The average turnaround time for ships at Indian ports was about 4.2 days during April through August, compared with as little as six hours in Singapore and Hong Kong, according to data provided by the Indian Ports Association. About 90 percent of India’s international trade by volume is carried through sea, according to the shipping ministry.
The long turnaround time at state-owned ports is increasing the appeal of private operators. Maruti Suzuki India Ltd., the nation’s biggest carmaker, uses billionaire Gautam Adani-controlled Mundra Port on India’s western coast, which boasts a 64-kilometer private railway line and a four-lane flyover within the port to move cargo.
In contrast, choked facilities prompted Hapag-Lloyd AG, Germany’s No. 1 container shipping line, to levy a $100 per TEU congestion surcharge on shipments to and from Chennai in 2011.
Shipments handled at Mundra more than doubled to 1.74 million TEUs in the five years to March 31. During the same period, traffic at Jawaharlal Nehru Port grew 8 percent.
“If you have the right infrastructure, traffic will flow to you like water from the highland to lowland,” said Anand Sharma, a director at Mumbai-based Mantrana Maritime Advisory Pvt., which advises shipbuilders and shipping lines. “The government’s plan didn’t take the new private terminals into account. There’s far too much supply than is needed today.”
On the east coast, Navayuga-controlled Krishnapatnam Port Co. started operating a facility in 2011 that can handle 1.2 million TEUs. In April, container vessels started calling at Larsen’s facility at Kattupalli, 40 kilometers (24.8 miles) north of Chennai.
With growth in the $1.8 trillion economy slowing amid pressure to rein in the budget deficit at 4.8 percent of gross domestic product and avert a ratings downgrade, Singh’s administration is cutting back the spending needed to improve its ports. The government slashed its planned expenditure that includes funds for roads, ports and power plants by 18 percent in the financial year to March 31.
India’s GDP rose 5 percent in the same year, the least since 2003, while growth in industrial output slowed to a monthly average of 0.9 percent in 2012 and 2013, compared with as high as 9.8 percent in 2010, according to data compiled by Bloomberg.
Shares of Adani Ports have risen 4.5 percent this year, compared with a 1.8 percent gain in the benchmark S&P BSE Sensex, while Larsen, the nation’s biggest engineering company, has slumped 24 percent this year.
State-controlled major ports handled traffic of 546 million tons last year, compared with their capacity of 745 million tons, according to the ministry. Last year, the government awarded projects to boost capacity by another 137 million tons.
The highest interest rates among major Asian economies are also constraining private developers as funding costs go up, Chennai Port Trust’s Misra said. The yield on five-year notes sold by Indian companies rated AAA jumped to an almost five-year high of 10.75 percent on Aug. 19, according to indicative rates compiled by Bloomberg.

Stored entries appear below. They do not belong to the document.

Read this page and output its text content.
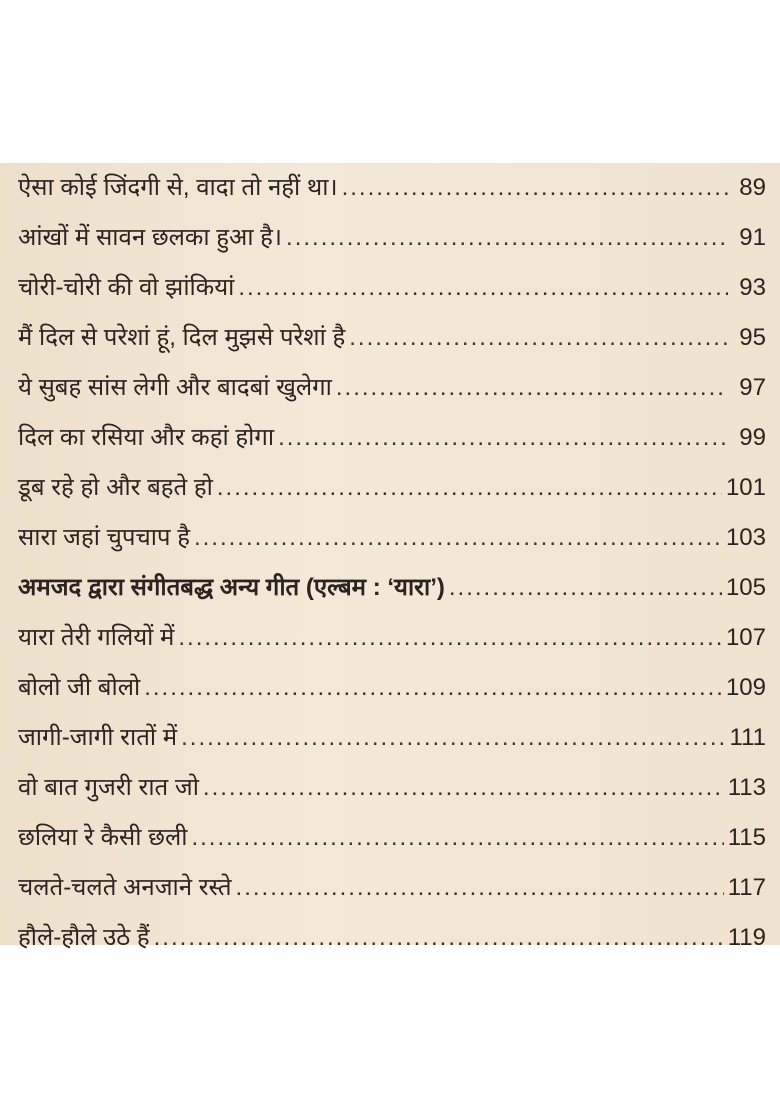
ऐसा कोई जिंदगी से, वादा तो नहीं था। .....	89
आंखों में सावन छलका हुआ है। .....	91
चोरी-चोरी की वो झांकियां .....	93
मैं दिल से परेशां हूं, दिल मुझसे परेशां है .....	95
ये सुबह सांस लेगी और बादबां खुलेगा .....	97
दिल का रसिया और कहां होगा .....	99
डूब रहे हो और बहते हो .....	101
सारा जहां चुपचाप है .....	103
अमजद द्वारा संगीतबद्ध अन्य गीत (एल्बम : ‘यारा’) .....	105
यारा तेरी गलियों में .....	107
बोलो जी बोलो .....	109
जागी-जागी रातों में .....	111
वो बात गुजरी रात जो .....	113
छलिया रे कैसी छली .....	115
चलते-चलते अनजाने रस्ते .....	117
हौले-हौले उठे हैं .....	119
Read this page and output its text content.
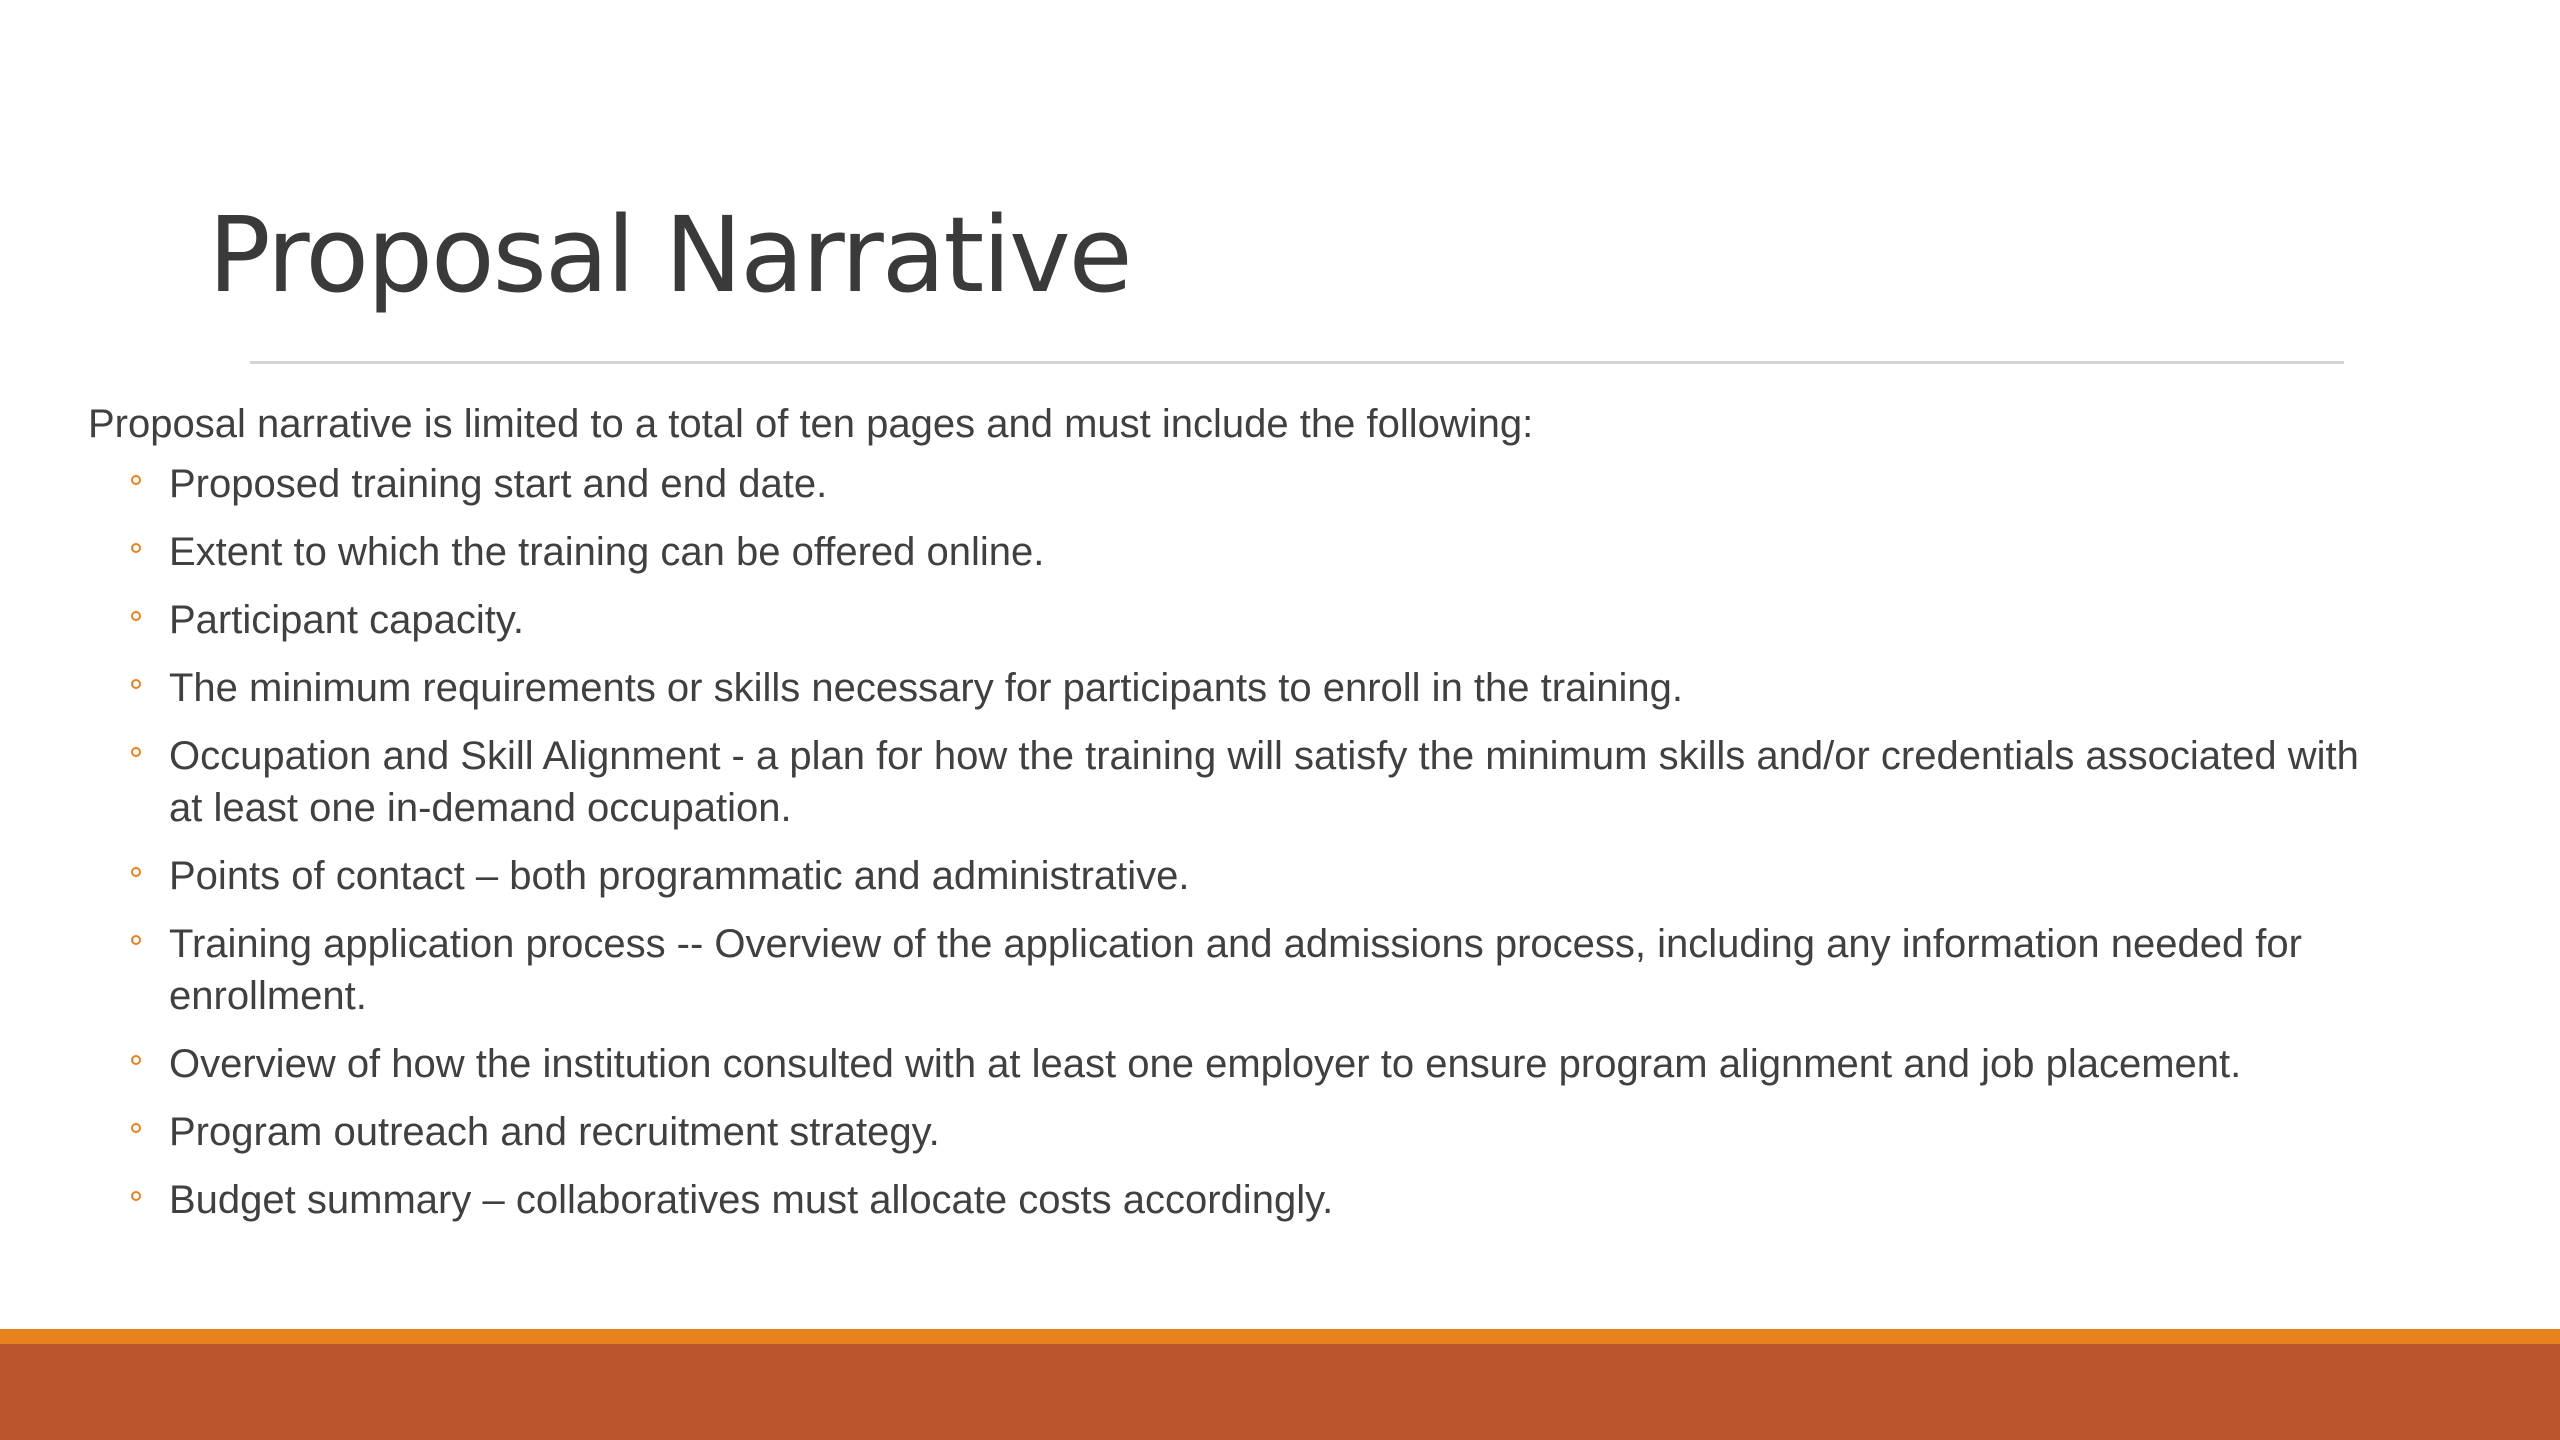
Proposal Narrative

Proposal narrative is limited to a total of ten pages and must include the following:

Proposed training start and end date.
Extent to which the training can be offered online.
Participant capacity.
The minimum requirements or skills necessary for participants to enroll in the training.
Occupation and Skill Alignment - a plan for how the training will satisfy the minimum skills and/or credentials associated with at least one in-demand occupation.
Points of contact – both programmatic and administrative.
Training application process -- Overview of the application and admissions process, including any information needed for enrollment.
Overview of how the institution consulted with at least one employer to ensure program alignment and job placement.
Program outreach and recruitment strategy.
Budget summary – collaboratives must allocate costs accordingly.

Ennore Port Ltd., a state-owned operator used by Nissan Motor Co. to ship vehicles from its unit in southern India, scrapped work on a container terminal after the winning bidder failed to secure financing, Misra said.
“A lot of projects that are being pursued aren’t viable in today’s market,” said Mantrana’s Sharma. “The state of India’s economy is not giving investors’ confidence.”